To measure the changes of skin norepinephrine level, full-thickness mouse skin was obtained before and after light irradiation at different time points. The skin specimen was homogenized, and the norepinephrine concentration was determined by a norepinephrine ELISA kit (KA1891; Abnova) according to the manufacturer’s instructions. The plasma levels of prolactin and melatonin were determined by ELISA kits for prolactin and melatonin (E-EL-M0788 and E-EL-M0083; Elabscience) according to the manufacturer’s instructions. The lowest detection limits were 0.16 ng/mL for prolactin and 7.81 pg/mL for melatonin.
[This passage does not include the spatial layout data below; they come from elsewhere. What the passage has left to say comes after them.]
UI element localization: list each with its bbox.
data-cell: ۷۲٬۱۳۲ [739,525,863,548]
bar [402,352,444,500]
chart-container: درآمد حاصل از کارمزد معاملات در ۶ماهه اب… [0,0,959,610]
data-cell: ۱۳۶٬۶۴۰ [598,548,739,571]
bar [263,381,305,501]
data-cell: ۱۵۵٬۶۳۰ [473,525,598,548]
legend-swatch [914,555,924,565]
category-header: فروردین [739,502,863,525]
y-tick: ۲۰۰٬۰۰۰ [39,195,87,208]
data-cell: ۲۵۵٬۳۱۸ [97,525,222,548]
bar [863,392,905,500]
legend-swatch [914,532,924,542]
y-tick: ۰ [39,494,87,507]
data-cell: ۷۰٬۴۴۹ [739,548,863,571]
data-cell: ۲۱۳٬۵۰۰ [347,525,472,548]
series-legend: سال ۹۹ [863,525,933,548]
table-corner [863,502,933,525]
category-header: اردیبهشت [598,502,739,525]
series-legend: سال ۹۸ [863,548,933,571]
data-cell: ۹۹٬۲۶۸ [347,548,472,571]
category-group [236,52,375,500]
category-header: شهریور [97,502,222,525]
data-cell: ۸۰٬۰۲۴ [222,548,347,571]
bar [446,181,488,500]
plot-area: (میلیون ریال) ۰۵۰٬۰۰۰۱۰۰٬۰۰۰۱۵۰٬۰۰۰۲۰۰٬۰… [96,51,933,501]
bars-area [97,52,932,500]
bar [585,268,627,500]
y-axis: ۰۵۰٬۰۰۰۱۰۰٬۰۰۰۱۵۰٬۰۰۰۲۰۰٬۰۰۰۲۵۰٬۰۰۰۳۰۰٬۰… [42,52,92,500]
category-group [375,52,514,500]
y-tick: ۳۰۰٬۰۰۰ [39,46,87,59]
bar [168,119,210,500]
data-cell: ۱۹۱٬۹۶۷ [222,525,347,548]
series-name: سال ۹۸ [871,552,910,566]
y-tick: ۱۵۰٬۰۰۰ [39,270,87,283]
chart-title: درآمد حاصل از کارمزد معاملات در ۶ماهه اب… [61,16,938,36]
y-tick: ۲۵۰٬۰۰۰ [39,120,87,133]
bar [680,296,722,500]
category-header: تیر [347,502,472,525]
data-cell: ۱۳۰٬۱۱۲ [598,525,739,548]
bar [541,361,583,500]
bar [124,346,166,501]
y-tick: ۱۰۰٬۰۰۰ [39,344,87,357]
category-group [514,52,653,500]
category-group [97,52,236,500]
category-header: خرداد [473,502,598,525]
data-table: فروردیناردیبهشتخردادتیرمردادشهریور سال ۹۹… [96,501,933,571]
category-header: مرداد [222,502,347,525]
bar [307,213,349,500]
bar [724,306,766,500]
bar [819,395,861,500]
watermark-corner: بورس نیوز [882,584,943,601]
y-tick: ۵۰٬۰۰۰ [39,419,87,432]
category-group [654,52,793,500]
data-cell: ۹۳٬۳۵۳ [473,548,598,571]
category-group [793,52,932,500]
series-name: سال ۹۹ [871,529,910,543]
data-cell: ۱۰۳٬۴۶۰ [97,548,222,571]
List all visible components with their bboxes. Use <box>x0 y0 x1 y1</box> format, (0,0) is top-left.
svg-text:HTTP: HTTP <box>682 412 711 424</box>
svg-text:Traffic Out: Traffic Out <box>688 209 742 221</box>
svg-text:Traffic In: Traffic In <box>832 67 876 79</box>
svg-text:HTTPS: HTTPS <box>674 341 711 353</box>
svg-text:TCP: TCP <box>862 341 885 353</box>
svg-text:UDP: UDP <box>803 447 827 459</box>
RNA-Sequencing and Analysis.

Two hours after blue light stimulation on day 2, mouse skin was collected for RNA extraction using TRIzol reagent (Invitrogen) and the RNeasy Mini Kit (Qiagen). The cDNA was synthesized with SuperScript II reverse transcriptase (Invitrogen), and the resulting short DNA fragments were purified by the QIAquick PCR Purification Kit (Qiagen). Further sequencing and analysis are described in SI Appendix, SI Materials and Methods.

FACS.

Bulge stem cells, hair germ stem cells, and interfollicular keratinocytes were isolated from the dorsal skin through FACS 2 h after blue light stimulation on day 2. Cells were prepared for FACS as described (88). Single-cell suspensions were then incubated with antibodies for 30 min at 4 °C. The following antibodies were employed: CD34-eFluor 660 (1:100; eBioscience); Sca1-PE-cyanine7 (1:100; eBioscience); α6-integrin-phycoerythrin (1:500; eBioscience); and CD200-FITC (1:50; Bio-Rad). Cells were sorted by a FACSAria III cell sorter (BD Biosciences). Cells were sorted as follows: bulge stem cells were Sca1⁻/α6-integrin⁺/CD200⁺/CD34⁺; hair germ stem cells were Sca1⁻/α6-integrin⁺/CD200⁺/CD34⁻; and interfollicular keratinocytes were Sca1⁺/α6-integrin⁺/CD200⁻/CD34⁻.

Real-Time PCR.

Total RNA was extracted from sorted cells by TRIzol reagent (Invitrogen). cDNAs were synthesized with a RevertAid H Minus First Strand cDNA Synthesis Kit (Thermo Scientific). Quantitative real-time PCR was performed as described (89). The sequences of the primers of mouse genes were as follows: Gapdh (GU214026.1, 5′-CGTAGACAAAATGGTGAAGGTCGG-3′ and 5′-AAGCAGTTGGTGGTGCAGGATG-3′); Gli1 (NM_010296.2, 5′-ATCACCTGTTGGGGATGCTGGAT-3′ and 5′-GGCGTGAATAGGACTTCCGACAG-3′); and Gli2 (NM_001081125.1, 5′-GTTCCAAGGCCTACTCTCGCCTG-3 and 5′-CTTGAGCAGTGGAGCACGGACAT-3′).

Statistics.

χ² test was employed for the comparison of premature anagen entry in different groups using GraphPad Prism version 5.00 (GraphPad Software). In most light-irradiation experiments, each group contained 10 mice; in some experiments, each group contained five to seven mice. Differences were considered statistically significant when the P value was <0.05. In the analysis of gene expression, data were expressed as the mean ± SEM. A two-tailed Student’s t test was performed for comparisons among groups using GraphPad Prism software. A difference was considered significant when the P value was <0.05. Data were plotted using GraphPad Prism. At least two independent experiments were performed for comparisons.